Aktuell: “Missing Link: Wie Staaten die Verschlüsselung im Internet per Gesetz aushebeln”. Der Artikel ist zwar lang, aber, mit Verlaub, richtig schlecht.

Erstens: Was ist überhaupt gemeint? Transportverschlüsselung oder Ende-Ende-Verschlüsselung der Nutzer? Oder gar beides?

Zweitens: Hat das irgendjemand angekündigt, die üblichen Verdächtigen hätten es gern (gähn) oder geschieht es real?

Drittens: Geht es um eine gesetzliche Grundlage, Verschlüsselung zu verbieten oder möchte man es nur umsetzen oder beides?

Viertens: Geht es um die Provider oder um die so genannten Endverbraucher oder beide?

Fünftens: Oder geht es um alles, Politiker haben aber keinen blassen Schimmer und raunen deshalb geheimnisvoll herum? “… nicht zuletzt der Einbau von Verschlüsselung in Basisprotokolle des Internets drohe den Zugriff auf kriminelle Inhalte zu erschweren” – großes Bullshit-Bingo!

Australiens Assistance and Access Act ist gerade hoch im Kurs bei denen, die auch für Europa ein Anti-Verschlüsselungsgesetz fordern. (…) Bei den Technical Assistance Requests (TARs), versorgen die Provider die australische Polizei sowie die verschiedene Geheimdienste mit entschlüsselten Daten von Zielpersonen.

Entschlüsselte Daten von Zielpersonen? Meinen sie die Zugangsdaten für E-Mail-Konten? (Was hülfe das?) Zugangsdaten für Websites und Social Media? Oder möchten jemand – am besten per Ferndiagnose – meine Veracrypt-Passwörter entschlüsseln? Have fun!
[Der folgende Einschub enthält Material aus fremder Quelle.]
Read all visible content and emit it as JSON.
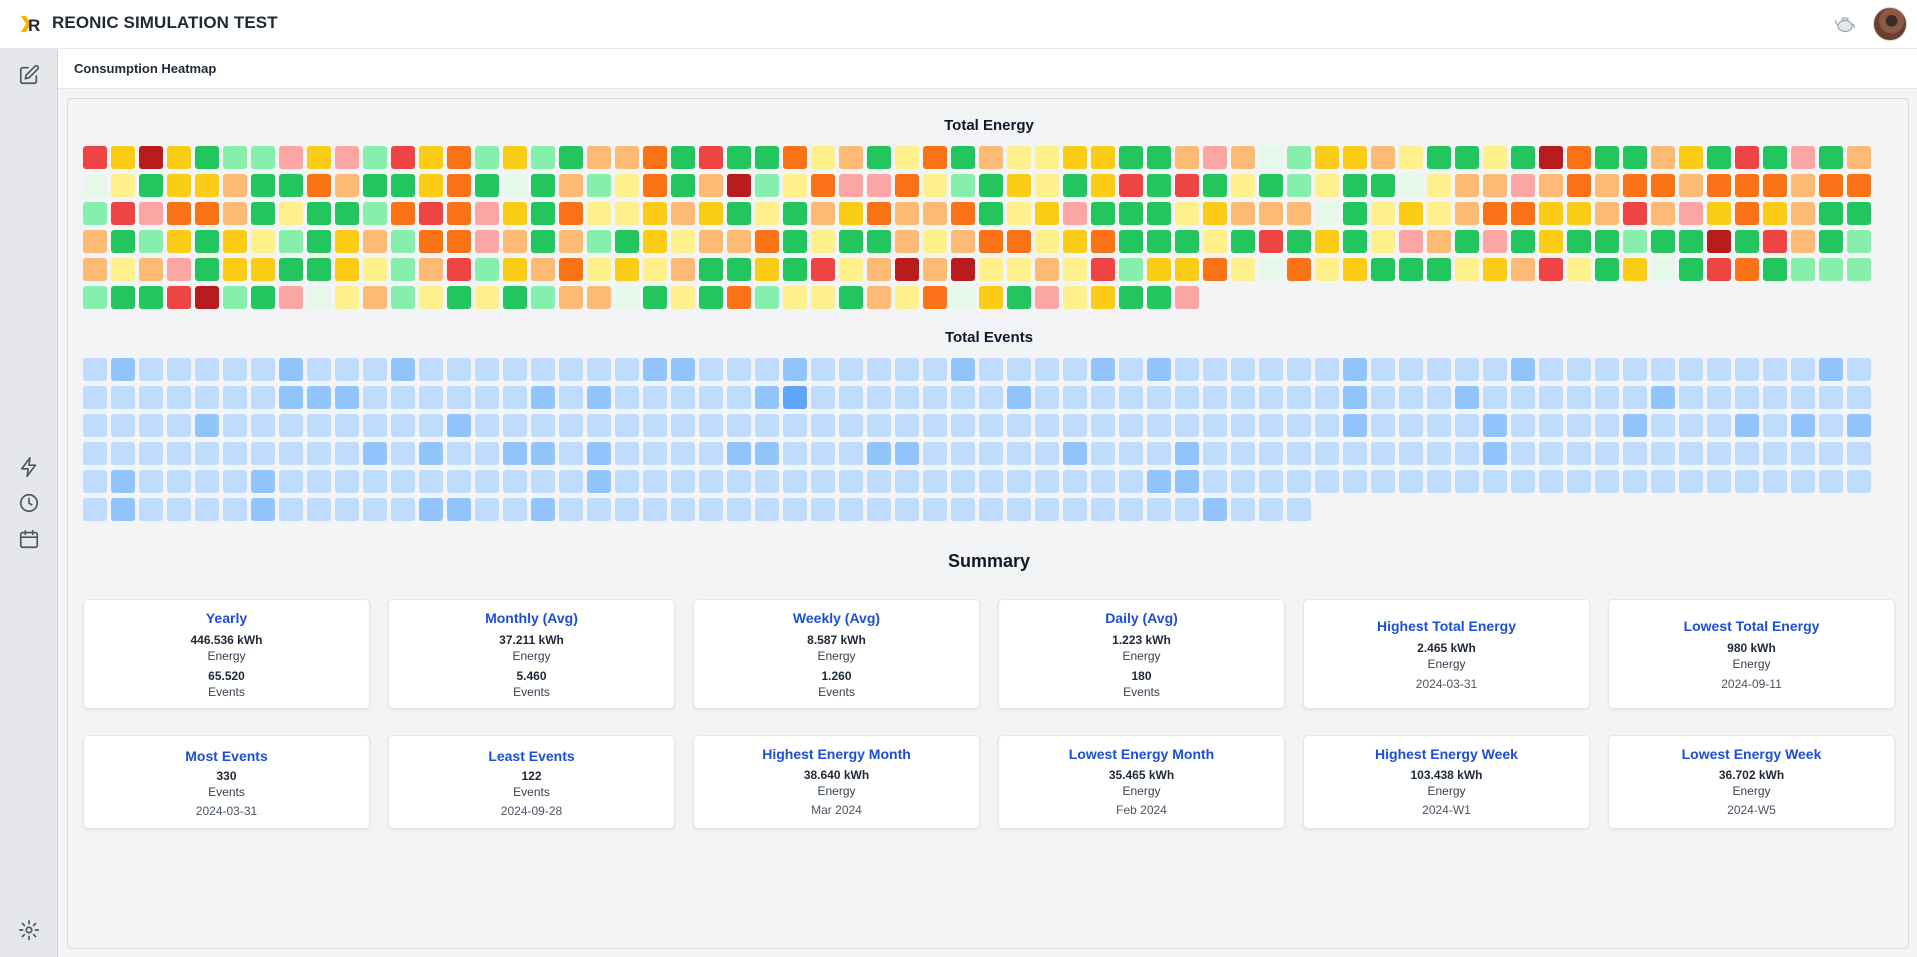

Australiens Regierung tritt dem Vorwurf, Hintertüren einzubauen, mit einer eigenen FAQ entgegen, in der sie über “Mythen” spricht, die über das Gesetz verbreitet wurden.
Hintertüren? Ich will ja nicht schon wieder über die so genannte Online-Durchsuchung zetern (wenn die funktionierte, brauchte man ja keine Hintertüren). Nur für Windows oder auch für Linux Mint? Oder weiß man nichts Genaues wie immer nicht?
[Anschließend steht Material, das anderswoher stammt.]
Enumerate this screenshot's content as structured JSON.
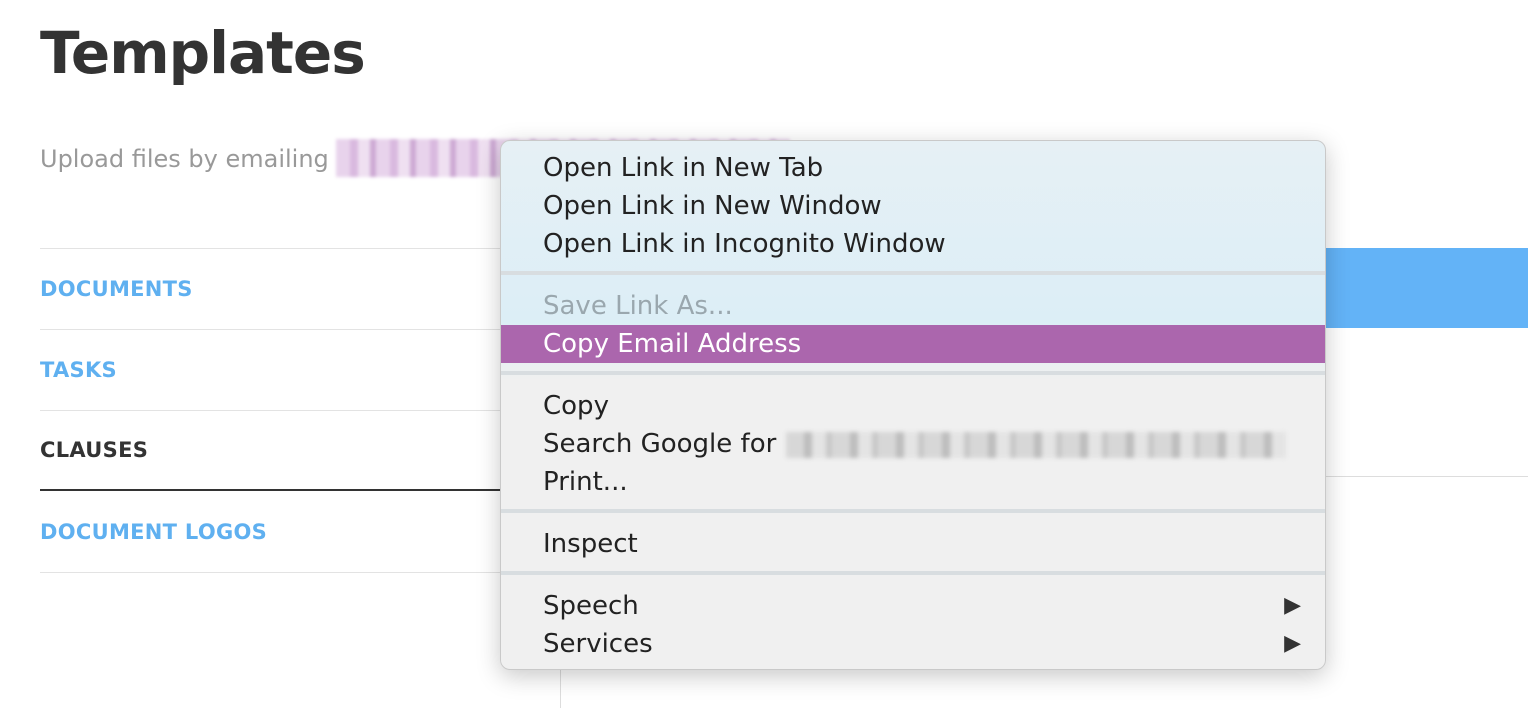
{
  "page": {
    "title": "Templates",
    "upload_prefix": "Upload files by emailing"
  },
  "nav": {
    "items": [
      {
        "label": "DOCUMENTS"
      },
      {
        "label": "TASKS"
      },
      {
        "label": "CLAUSES"
      },
      {
        "label": "DOCUMENT LOGOS"
      }
    ],
    "active": "CLAUSES"
  },
  "context_menu": {
    "open_new_tab": "Open Link in New Tab",
    "open_new_window": "Open Link in New Window",
    "open_incognito": "Open Link in Incognito Window",
    "save_link_as": "Save Link As...",
    "copy_email": "Copy Email Address",
    "copy": "Copy",
    "search_google_prefix": "Search Google for",
    "print": "Print...",
    "inspect": "Inspect",
    "speech": "Speech",
    "services": "Services",
    "submenu_arrow": "▶"
  },
  "colors": {
    "accent_link": "#5fb0f0",
    "highlight": "#ab66ad",
    "blue_bar": "#63b3f7"
  }
}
Oder sind andere Staaten nur neidisch über unsere schöne deutsche Sina-Box?

Guckst du hier: “Kanther fordert in seiner Rede, den Risiken, die sich aus der Technik ergeben auch mit den Mitteln der Technik zu begegnen und führt dabei unter anderem auch elektronische Wegfahrsperren als Mittel zur Verhinderung von Kraftfahrzeugdiebstählen an. Dieser Vergleich mutet seltsam unpassend an, handelt es sich dabei doch genau wie der Einsatz von kryptographischen Mitteln um ein klassisches Mittel zu Verbrechensprävention, nicht um ein staatliches Instrument zur Strafverfolgung. Eine Umsetzung von Kanthers Vorschlägen würde den Anwender von Datennetzen seiner legitimen Verteidigungsmöglichkeiten gegen Computerkriminelle berauben.
Kanther führt weiter aus, wie er sich die Kontrolle des Staates vorstellt: “Dies kann dadurch geschehen, daß die verwendeten Schlüssel sicher hinterlegt werden. Durch eine Kombination von organisatorischen, personellen, technischen und juristischen Maßnahmen kann jedem Verdacht einer Mißbrauchsmöglichkeit begegnet werden.”
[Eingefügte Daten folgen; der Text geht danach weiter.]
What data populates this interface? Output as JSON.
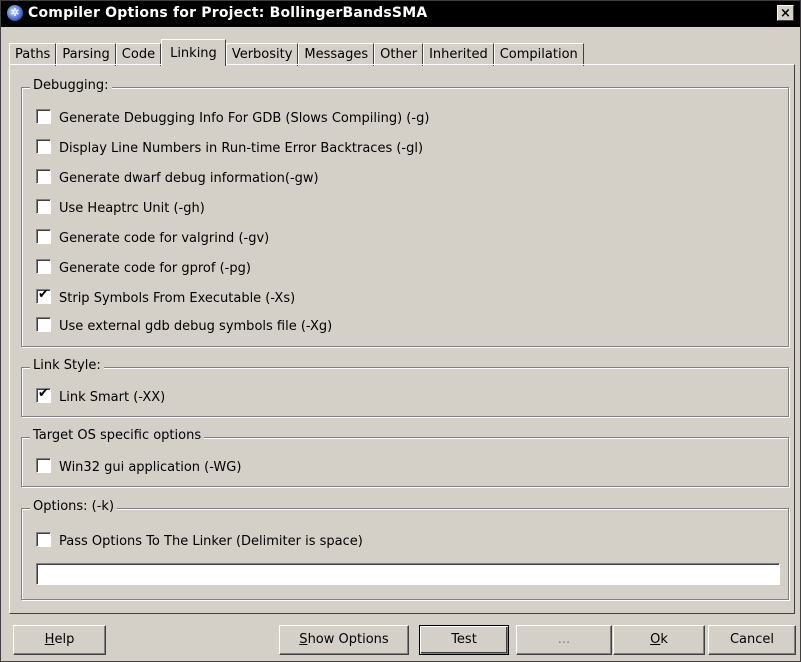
{
  "window": {
    "title": "Compiler Options for Project: BollingerBandsSMA",
    "close_glyph": "×"
  },
  "tabs": [
    {
      "label": "Paths",
      "active": false
    },
    {
      "label": "Parsing",
      "active": false
    },
    {
      "label": "Code",
      "active": false
    },
    {
      "label": "Linking",
      "active": true
    },
    {
      "label": "Verbosity",
      "active": false
    },
    {
      "label": "Messages",
      "active": false
    },
    {
      "label": "Other",
      "active": false
    },
    {
      "label": "Inherited",
      "active": false
    },
    {
      "label": "Compilation",
      "active": false
    }
  ],
  "debugging": {
    "title": "Debugging:",
    "items": [
      {
        "label": "Generate Debugging Info For GDB (Slows Compiling) (-g)",
        "checked": false
      },
      {
        "label": "Display Line Numbers in Run-time Error Backtraces (-gl)",
        "checked": false
      },
      {
        "label": "Generate dwarf debug information(-gw)",
        "checked": false
      },
      {
        "label": "Use Heaptrc Unit (-gh)",
        "checked": false
      },
      {
        "label": "Generate code for valgrind (-gv)",
        "checked": false
      },
      {
        "label": "Generate code for gprof (-pg)",
        "checked": false
      },
      {
        "label": "Strip Symbols From Executable (-Xs)",
        "checked": true
      },
      {
        "label": "Use external gdb debug symbols file (-Xg)",
        "checked": false
      }
    ]
  },
  "link_style": {
    "title": "Link Style:",
    "items": [
      {
        "label": "Link Smart (-XX)",
        "checked": true
      }
    ]
  },
  "target_os": {
    "title": "Target OS specific options",
    "items": [
      {
        "label": "Win32 gui application (-WG)",
        "checked": false
      }
    ]
  },
  "options": {
    "title": "Options: (-k)",
    "pass_label": "Pass Options To The Linker (Delimiter is space)",
    "pass_checked": false,
    "field_value": ""
  },
  "buttons": {
    "help": {
      "accel": "H",
      "rest": "elp"
    },
    "show_options": {
      "accel": "S",
      "rest": "how Options"
    },
    "test": "Test",
    "ellipsis": "...",
    "ok": {
      "accel": "O",
      "rest": "k"
    },
    "cancel": "Cancel"
  },
  "check_glyph": "✔"
}
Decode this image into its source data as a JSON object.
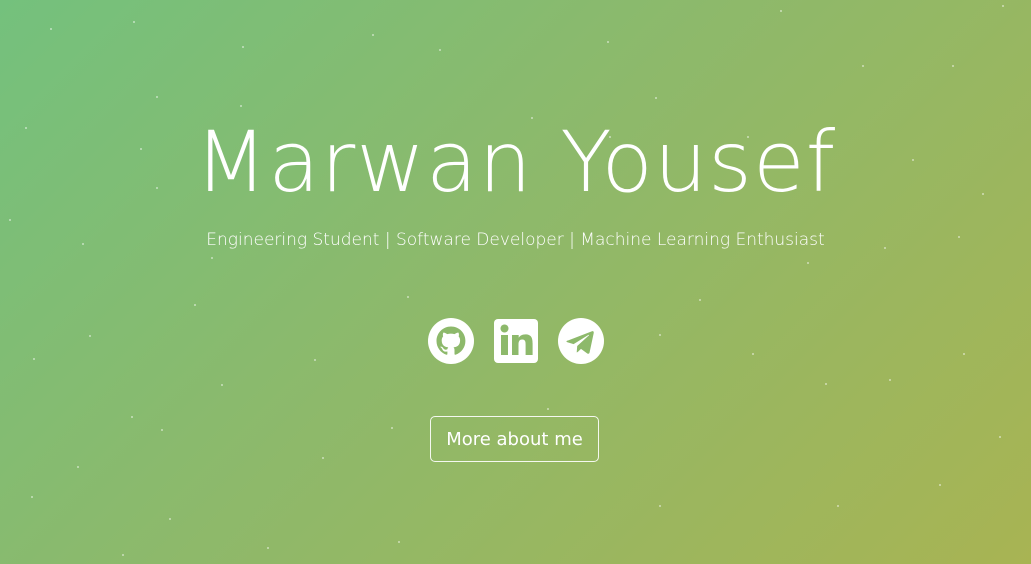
{
  "hero": {
    "name": "Marwan Yousef",
    "tagline": "Engineering Student | Software Developer | Machine Learning Enthusiast",
    "cta_label": "More about me"
  },
  "socials": [
    {
      "icon": "github-icon",
      "label": "GitHub"
    },
    {
      "icon": "linkedin-icon",
      "label": "LinkedIn"
    },
    {
      "icon": "telegram-icon",
      "label": "Telegram"
    }
  ],
  "colors": {
    "gradient_start": "#74c17d",
    "gradient_end": "#a8b453",
    "text": "#ffffff"
  }
}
Das war am 28 April 1997! Es gibt noch andere hübsche Beispiele. Vor 20 Jahren fragte Florian Rötzer auf Telepolis: “Nichts mehr mit Pretty Good Privacy?” Oder der Guardian (2001): “Pakistan to ban encryption software”.

Ich schrieb hier vor 12 Jahren: Der Artikel von Heise erinnerte mich an meinen Text auf spiggel.de vom 10.02.2007: “Geheimes Schreiben gegen Schäuble“, in dem ich Steganografie unter Linux vorstellte. Mit ein paar Befehlen kann man Texte so in Bildern verstecken, dass sie kaum gefunden werden.

Hier ein Beispiel, die Fotos oben sind das Ergebnis: Das linke Bild ist das Original, im rechten Foto ist ein längeres Zitat aus dem Koran verborgen. Ich habe vorher nachgesehen, in welchen Passagen es um den Jihad geht.

burks@master:~/burksfiles/temp5$ touch osama.txt
burks@master:~/burksfiles/temp5$ echo "Und wenn die heiligen Monate abgelaufen sind, dann tötet die Götzendiener, wo immer ihr sie findet, und ergreift sie und belagert sie und lauert ihnen aus jedem Hinterhalt auf. Wenn sie aber bereuen und das Gebet verrichten und die Zakah entrichten, dann gebt ihnen den Weg frei. Wahrlich, Allah ist Allvergebend, Barmherzig;"> osama.txt
burks@master:~/burksfiles/temp5$ zip secretmessage.zip osama.txtupdating: osama.txt (deflated 36%)
burks@master:~/burksfiles/temp5$ cat 181008_2.jpg secretmessage.zip > 181008_3.jpg

Oder wünscht das Publikum, weil es besorgt ist, dass ich hier einen Online-Lehrgang über Steganografie anbiete? Gehe ich richtig in der Annahme, dass niemand mehr Windows 3.11 benutzt?

Vermischte Alu-Hüte

volksbad
Müller’sches Volksbad München, fotografiert am 20.10.2003, Symboldbild für alles

Was ich unbedingt noch mitteilen wollen, aber nicht dazu kam:

Jacobin spricht mir aus der Seele, was die Aluhut-Träger angeht.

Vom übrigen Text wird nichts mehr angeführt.